落雷に対し、校内には避雷針を備えた屋根付きスタンドを15年前に設置するなど対策を取ってきたという。公立学校でこのような対策を取ることは余り聞かない。私立学校ならではであり、回答からは学校としてできる対策を取ってきたという自負も感じられる。予測が難しいため、気象庁も出すのは注意報までで、警報はないという背景もあるだろう。(「(社説)部活の落雷事故 躊躇なく止める決断を」:朝日新聞)
日本大気電気学会顧問を務める牛尾知雄・大阪大学教授(電磁波工学)によれば、当日午後5時45分頃から6時15分頃の間に積乱雲が発達していたとされる。また、近くの住人の「「パラパラと雨が降る中、『ドーン』と大きな音が1回した。ゴロゴロという音もなかった」という証言からも、まさに突発的な天候の変化があったと思われ、その場で教員が予測して臨機応変に対応することは難しかったと推測される。
今後学校が事故調査委員会で事故を検証するということで、メディアも明確な批判は避けているようだが、報道タイトルが「顧問ら注意報認知せず」であり、暗に批判を煽っていることは明白だ。この事故における学校の責任はどこまで求められるのだろうか。
「大川小の悲劇」が与えた衝撃
学校における自然災害事故が起こる度、筆者の脳裏には、学校教育関係者に大きな衝撃を与えた東日本大震災における「大川小の悲劇」が思い浮かぶ。
2011年3月11日午後2時46分、マグニチュード9.0の地震の影響で発生した津波により、石巻市立大川小学校で70人以上の児童が教職員10人とともに死亡した(大川小学校事故検証報告書)。この事故については、後に死亡した児童のうち23人の父母である原告らが、大川小学校の教員等に過失があるとして裁判を起こしている。

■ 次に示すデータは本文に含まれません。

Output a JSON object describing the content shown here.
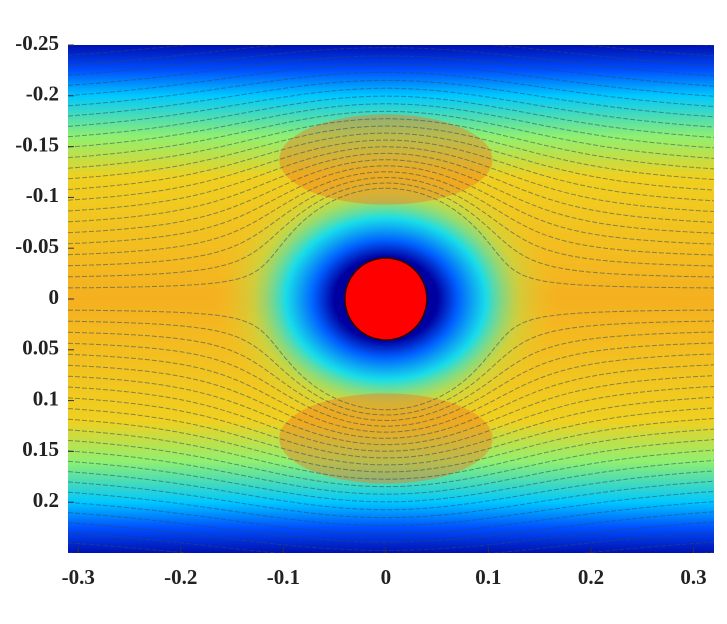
{
  "chart_data": {
    "type": "field",
    "xlim": [
      -0.31,
      0.32
    ],
    "xticks": [
      -0.3,
      -0.2,
      -0.1,
      0,
      0.1,
      0.2,
      0.3
    ],
    "ylim": [
      -0.25,
      0.25
    ],
    "yticks": [
      -0.25,
      -0.2,
      -0.15,
      -0.1,
      -0.05,
      0,
      0.05,
      0.1,
      0.15,
      0.2
    ],
    "y_reversed": true,
    "cylinder": {
      "x": 0,
      "y": 0,
      "radius": 0.04,
      "color": "#ff0000"
    }
  }
}
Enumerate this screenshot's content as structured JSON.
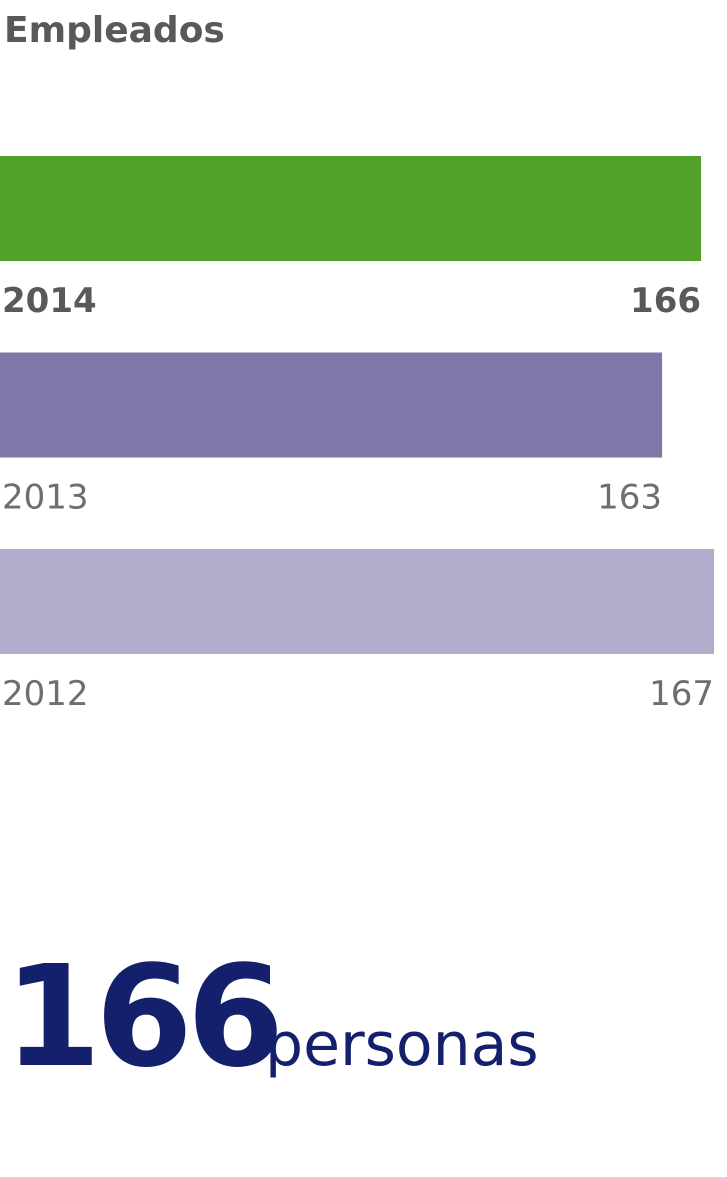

多くの学校関係者が注目する中、最高裁が上告を不受理としたことで最終的に14億円余りの損害賠償を命じた控訴審判決が確定した。教員が不適切な避難場所へ移動しようとしたため子ども達の命が奪われた、というのが判決理由である。
一審、控訴審ともに判決内容は論点が変わり、かつ、多岐に渡るが、つまり学校には学校保健安全法に定められた安全確保義務違反があり、こうした自然災害をも予見しなければならず万全の対策を取らなければならないということである。さらに控訴審ではそもそも市が作成したハザードマップは間違っていたが、校長はそれを指摘して修正させる義務もあったとしている。ひょっとしたら、裁判官はもし自分が校長であったなら確実に防げたと考えているのかもしれない。
言うまでも無くこの判決は学校関係者、とりわけ管理職を不安のどん底に落としめた。また、文部科学省も大川小学校事故訴訟に関して、「東日本大震災の津波被害に係る大川小学校事故訴訟に関して、(令和元年)10月10日の最高裁判決において上告が棄却され、校長等や教育委員会に過失があったとして自治体に損害賠償を命じた控訴審の判決内容が確定した」と述べ、あたかも当たり前のように対策を立てよと通知をしている。
もちろん、児童70人が死んでいったことに全国民がやり場のない深い悲しみに襲われた。しかし、この震災当日、大川小学校近隣の釜谷地区内にいた住民等232人のうち、181人が死亡、その死亡率は実に78%だという(前掲書)。
その未曾有の天変地異で児童とともに悲惨に死んでいった教員に「安全確保義務」に欠けていたという判決が出されるのを信じられない思いで見ていた。もし、この判決が正しいというならば学校の安全確保は不可能に近い。人間が神との戦いに勝てるはずがない。